Jebari, Sihem, Berndtsson, Ronny, Lebdi, Fethi, Bahri, Akissa
Hydrological sciences journal 2012 v.57 no.5 pp. 901-912
agricultural land, anthropogenic activities, landscape management, rivers, rural development, soil management, soil productivity, water erosion, watersheds, Tunisia
Agricultural use and related water erosion may lead to significant changes in the sedimentological and hydrological characteristics of watersheds, and therefore negative consequences for rural development. This research aimed to put present-day soil erosion of the important Mejerda catchment into a historical context. The catchment of Wadi Mejerda in northern Tunisia has experienced soil erosion due to weather and human impacts for thousands of years. We used historical texts and results from archaeological research that go back to 1000 BC, as well as data collected during the last century. Soil erosion from different types of agricultural landscape management was analysed together with information on the soils' production potential, the hydrographic network and flood frequency.
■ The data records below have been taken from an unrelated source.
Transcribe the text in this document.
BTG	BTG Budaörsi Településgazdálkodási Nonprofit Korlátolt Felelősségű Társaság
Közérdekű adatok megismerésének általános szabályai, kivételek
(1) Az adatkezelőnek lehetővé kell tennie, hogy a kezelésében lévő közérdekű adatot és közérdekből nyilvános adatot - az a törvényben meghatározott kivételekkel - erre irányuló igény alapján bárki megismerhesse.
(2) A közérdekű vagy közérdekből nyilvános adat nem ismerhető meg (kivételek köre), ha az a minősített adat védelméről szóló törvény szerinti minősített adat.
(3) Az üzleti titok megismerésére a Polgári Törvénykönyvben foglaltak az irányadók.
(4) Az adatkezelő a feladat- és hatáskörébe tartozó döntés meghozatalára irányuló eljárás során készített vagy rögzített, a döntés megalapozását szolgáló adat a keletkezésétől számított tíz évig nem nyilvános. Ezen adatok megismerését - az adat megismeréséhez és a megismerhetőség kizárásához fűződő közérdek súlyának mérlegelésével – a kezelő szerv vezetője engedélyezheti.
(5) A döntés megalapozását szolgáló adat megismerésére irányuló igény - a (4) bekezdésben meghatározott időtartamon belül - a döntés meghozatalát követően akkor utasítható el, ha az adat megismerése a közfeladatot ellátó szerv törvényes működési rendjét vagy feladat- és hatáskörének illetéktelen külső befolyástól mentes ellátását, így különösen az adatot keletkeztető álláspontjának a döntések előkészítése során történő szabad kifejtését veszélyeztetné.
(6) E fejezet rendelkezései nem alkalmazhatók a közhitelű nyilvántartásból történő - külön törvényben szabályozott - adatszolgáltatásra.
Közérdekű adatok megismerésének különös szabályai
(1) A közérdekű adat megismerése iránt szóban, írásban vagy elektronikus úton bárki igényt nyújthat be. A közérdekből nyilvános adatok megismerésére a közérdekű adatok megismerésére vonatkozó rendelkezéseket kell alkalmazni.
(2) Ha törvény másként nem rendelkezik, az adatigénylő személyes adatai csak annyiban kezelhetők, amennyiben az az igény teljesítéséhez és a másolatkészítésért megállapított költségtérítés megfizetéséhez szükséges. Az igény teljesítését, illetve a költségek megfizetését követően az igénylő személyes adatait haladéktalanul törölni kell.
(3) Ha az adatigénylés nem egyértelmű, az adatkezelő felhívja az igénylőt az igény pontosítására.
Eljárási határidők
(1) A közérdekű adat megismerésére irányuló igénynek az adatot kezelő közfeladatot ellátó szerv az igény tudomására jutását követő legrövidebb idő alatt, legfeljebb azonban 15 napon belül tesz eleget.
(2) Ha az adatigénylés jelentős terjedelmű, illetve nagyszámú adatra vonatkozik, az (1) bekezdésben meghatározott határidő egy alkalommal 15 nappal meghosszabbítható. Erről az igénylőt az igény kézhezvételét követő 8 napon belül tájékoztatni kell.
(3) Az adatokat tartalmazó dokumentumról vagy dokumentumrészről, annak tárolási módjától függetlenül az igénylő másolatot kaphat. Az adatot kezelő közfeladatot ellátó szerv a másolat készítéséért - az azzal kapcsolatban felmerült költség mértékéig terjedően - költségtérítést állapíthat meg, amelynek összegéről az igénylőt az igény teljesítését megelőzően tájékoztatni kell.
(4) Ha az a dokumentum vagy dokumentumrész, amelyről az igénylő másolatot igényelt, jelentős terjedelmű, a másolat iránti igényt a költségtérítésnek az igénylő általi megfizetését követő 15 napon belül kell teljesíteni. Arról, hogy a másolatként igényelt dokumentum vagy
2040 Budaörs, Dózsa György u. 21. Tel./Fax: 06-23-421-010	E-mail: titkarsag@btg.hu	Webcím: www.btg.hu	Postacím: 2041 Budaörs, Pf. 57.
The results showed that water erosion has increased the hydrographic network by 65 km and increased the deltaic plain by as much as 15 km²/century. However, soil productivity has decreased significantly. Moreover, due to in channel sedimentation and river choking, the number of flooding occurrences has multiplied over the last century. Finally, it is shown that water erosion follows a specific cycle of degradation throughout the watershed. These findings should be considered for better water and soil management in the context of semi-arid areas.